When polarization is considered, the reconstruction from social observation tends to align more closely with ground truth in the physical world.

Fusion of physical and social sensors

Social networks can be viewd as an additional sensing resource of physical sensors.
Decision-makers will act on the data in ways that impact the physical state being observed. Hence, an interesting question is to understand what information to present to the decision-maker (and how) in order to offer the best decision-support despite the inherent noise in the underlying social channel.

Challenges in the linguistic space

To understand social media content, we need to seek advances in rapid low-cost development of Information Extraction (IE) and Text Mining technologies.
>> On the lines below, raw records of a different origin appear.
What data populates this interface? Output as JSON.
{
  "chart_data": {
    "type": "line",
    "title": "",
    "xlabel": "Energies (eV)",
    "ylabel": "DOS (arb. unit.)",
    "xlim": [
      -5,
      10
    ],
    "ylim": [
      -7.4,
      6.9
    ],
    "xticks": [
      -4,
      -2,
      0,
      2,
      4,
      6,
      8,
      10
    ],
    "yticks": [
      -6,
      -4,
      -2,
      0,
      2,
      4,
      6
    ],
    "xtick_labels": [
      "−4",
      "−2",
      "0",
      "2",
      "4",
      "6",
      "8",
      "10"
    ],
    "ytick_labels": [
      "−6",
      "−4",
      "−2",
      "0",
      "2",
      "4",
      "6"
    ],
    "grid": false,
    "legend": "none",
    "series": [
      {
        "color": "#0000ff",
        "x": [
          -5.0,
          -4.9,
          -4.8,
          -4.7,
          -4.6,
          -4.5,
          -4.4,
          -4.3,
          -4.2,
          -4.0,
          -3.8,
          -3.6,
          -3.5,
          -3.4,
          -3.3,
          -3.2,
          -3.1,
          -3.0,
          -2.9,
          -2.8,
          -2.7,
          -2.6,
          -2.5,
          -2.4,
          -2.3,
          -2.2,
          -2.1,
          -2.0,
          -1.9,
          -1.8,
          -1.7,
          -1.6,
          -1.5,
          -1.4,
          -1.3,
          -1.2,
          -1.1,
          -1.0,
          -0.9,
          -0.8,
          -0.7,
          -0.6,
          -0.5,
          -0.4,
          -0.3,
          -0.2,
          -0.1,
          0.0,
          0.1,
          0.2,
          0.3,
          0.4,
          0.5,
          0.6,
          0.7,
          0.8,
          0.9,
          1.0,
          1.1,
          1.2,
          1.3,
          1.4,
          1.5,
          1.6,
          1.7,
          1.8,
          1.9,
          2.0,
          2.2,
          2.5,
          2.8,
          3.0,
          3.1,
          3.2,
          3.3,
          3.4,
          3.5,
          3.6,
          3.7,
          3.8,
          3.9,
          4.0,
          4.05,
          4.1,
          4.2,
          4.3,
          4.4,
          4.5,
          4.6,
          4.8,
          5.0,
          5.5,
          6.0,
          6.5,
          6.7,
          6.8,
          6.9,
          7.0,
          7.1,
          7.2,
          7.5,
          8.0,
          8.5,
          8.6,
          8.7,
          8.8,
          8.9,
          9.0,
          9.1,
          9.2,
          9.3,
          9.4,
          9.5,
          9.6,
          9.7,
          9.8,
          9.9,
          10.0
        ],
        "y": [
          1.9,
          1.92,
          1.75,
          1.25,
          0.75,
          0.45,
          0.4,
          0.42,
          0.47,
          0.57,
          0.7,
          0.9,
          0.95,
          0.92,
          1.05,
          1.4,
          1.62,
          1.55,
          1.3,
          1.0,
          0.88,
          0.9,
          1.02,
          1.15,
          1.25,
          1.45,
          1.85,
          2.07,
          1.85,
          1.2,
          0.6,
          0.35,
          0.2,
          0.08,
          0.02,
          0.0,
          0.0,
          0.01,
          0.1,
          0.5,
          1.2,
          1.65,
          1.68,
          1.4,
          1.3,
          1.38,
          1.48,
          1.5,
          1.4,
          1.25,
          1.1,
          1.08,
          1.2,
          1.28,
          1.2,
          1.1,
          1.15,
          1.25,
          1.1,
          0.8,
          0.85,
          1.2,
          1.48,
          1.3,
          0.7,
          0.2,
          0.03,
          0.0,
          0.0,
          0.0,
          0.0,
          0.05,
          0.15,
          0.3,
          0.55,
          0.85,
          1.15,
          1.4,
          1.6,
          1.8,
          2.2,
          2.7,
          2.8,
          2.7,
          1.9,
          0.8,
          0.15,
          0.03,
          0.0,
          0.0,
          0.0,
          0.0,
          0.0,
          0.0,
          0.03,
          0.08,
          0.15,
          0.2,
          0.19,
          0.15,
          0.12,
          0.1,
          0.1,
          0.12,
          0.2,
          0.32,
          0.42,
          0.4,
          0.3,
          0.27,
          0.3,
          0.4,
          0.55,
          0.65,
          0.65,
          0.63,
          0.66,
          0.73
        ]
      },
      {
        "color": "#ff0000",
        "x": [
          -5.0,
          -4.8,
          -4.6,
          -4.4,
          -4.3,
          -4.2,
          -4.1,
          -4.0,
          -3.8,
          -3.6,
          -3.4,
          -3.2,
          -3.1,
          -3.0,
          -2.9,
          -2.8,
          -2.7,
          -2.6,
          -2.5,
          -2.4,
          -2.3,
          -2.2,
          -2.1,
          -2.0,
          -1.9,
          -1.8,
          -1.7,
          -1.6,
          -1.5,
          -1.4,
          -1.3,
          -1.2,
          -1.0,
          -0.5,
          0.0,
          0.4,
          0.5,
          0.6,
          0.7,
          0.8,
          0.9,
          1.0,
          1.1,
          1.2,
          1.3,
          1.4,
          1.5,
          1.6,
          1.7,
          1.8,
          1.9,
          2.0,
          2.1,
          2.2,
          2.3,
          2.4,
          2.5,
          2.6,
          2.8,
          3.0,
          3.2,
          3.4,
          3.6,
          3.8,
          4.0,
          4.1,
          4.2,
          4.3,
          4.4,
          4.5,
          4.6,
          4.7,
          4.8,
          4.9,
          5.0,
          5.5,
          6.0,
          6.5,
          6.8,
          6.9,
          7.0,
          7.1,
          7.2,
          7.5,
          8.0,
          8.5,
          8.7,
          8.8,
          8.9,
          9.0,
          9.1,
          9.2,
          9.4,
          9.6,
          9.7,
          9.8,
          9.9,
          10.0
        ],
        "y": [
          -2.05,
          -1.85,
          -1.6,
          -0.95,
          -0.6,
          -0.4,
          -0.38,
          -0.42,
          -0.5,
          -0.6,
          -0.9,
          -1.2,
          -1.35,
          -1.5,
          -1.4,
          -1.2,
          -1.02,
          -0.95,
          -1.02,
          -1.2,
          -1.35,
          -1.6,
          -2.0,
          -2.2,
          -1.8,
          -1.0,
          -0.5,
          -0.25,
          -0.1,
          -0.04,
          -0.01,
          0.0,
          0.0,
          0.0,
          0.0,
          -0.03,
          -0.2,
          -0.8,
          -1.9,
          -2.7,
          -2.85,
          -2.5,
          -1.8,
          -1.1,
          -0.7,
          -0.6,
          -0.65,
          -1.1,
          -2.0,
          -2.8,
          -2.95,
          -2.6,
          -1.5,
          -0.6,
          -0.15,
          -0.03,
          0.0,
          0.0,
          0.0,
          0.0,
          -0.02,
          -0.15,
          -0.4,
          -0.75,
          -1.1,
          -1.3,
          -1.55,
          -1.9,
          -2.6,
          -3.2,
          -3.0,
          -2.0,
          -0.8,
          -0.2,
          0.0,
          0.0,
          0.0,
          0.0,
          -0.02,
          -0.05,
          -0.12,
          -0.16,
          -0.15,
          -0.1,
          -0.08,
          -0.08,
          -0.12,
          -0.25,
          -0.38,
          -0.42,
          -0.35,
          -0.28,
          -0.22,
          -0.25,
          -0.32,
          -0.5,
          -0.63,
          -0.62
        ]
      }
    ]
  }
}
Basis of today’s language processing technologies:

  1. Supervised learning: suffers from high cost of large-scale manual annotation and limited predefined fact types.
  2. Unsupervised learning: need to systematically discover and unify latent and expressed knowledge from traditional symbolic semantics and modern distributional semantics through advanced machine learning models.

Ambiguity in a Sentence

Natural Language Processing (NLP) technologies currently rely heavily on surface processing. This makes it difficult to exploit deep structure, background knowledge and source information.

The Importance of Context

With the growth of online social network- ing services, people rapidly invent new ways to communicate sensitive ideas. We call this phenomenon information morphing, which also existed in the traditional forms of communications. Morphing raises unique challenges for entity and event co-reference resolution.

Discourse Ambiguity

Besides sentence-level and subsentence-level ambiguities, there is yet one more level of ambiguity: super-sentential, or discourse level ambiguity which goes beyond sentence boundaries.This third level of ambiguity comes from two sources:

  1. coreference ambiguity: pronouns often refer to entities outside of the current sentence and it is ambiguous to which entity they refer.
  2. discourse structural ambiguity: a discourse, like a sentence, has its own internal structure, often represented as a tree or graph. For deep understanding of the text, we need to know, for example, which sentence is the topic sentence, which sentence is the elaboration or contrast of another sentence, and the temporal structure between sentences (in a story line).

Expressions of Fuzziness and Vagueness

Human sources typically describe objects using fuzzy terms, e.g., “she is very tall” instead of precise terms, e.g., “she is 6’2’’ tall.” It is very difficult to convert fuzzy terms into numbers as the use of such terms varies wildly over different humans or societies. It is much easier to calibrate physical sensors whose noise performance can be consistently measured.

Future Directions

The field of social sensing lacks a unified interdisciplinary problem formulation that takes a holistic approach to modeling humans as sensors, and modeling social media as noisy measuring instruments or channels.

5 required synergistic disciplines

  1. computational social scientists: to model human behavior and quantify its susceptibility to errors, omissions, deceit, and other irregularities.
  2. linguistics: to model strengths and imperfections of human communication and their compounding effects on reliability of information dissemination.
  3. information theorists: to model social networks as imperfect
    communication media and derive fundamental capacity
    limits and uncertainty envelopes.
  4. data mining experts: to investigate the impact of the underlying error models relying on knowledge extraction from imperfect information.
  5. cyber-physical experts: to develop estimation-theoretic observability and control limits and tools that offer closed-loop robustness guarantees in the face of derived capacity limits, uncertainty envelopes, and knowledge errors.

Social Sensing is interdisciplinary research area which aims to bring about novel solutions for a better theoretical and systematic understanding of the future sensor and media-rich world.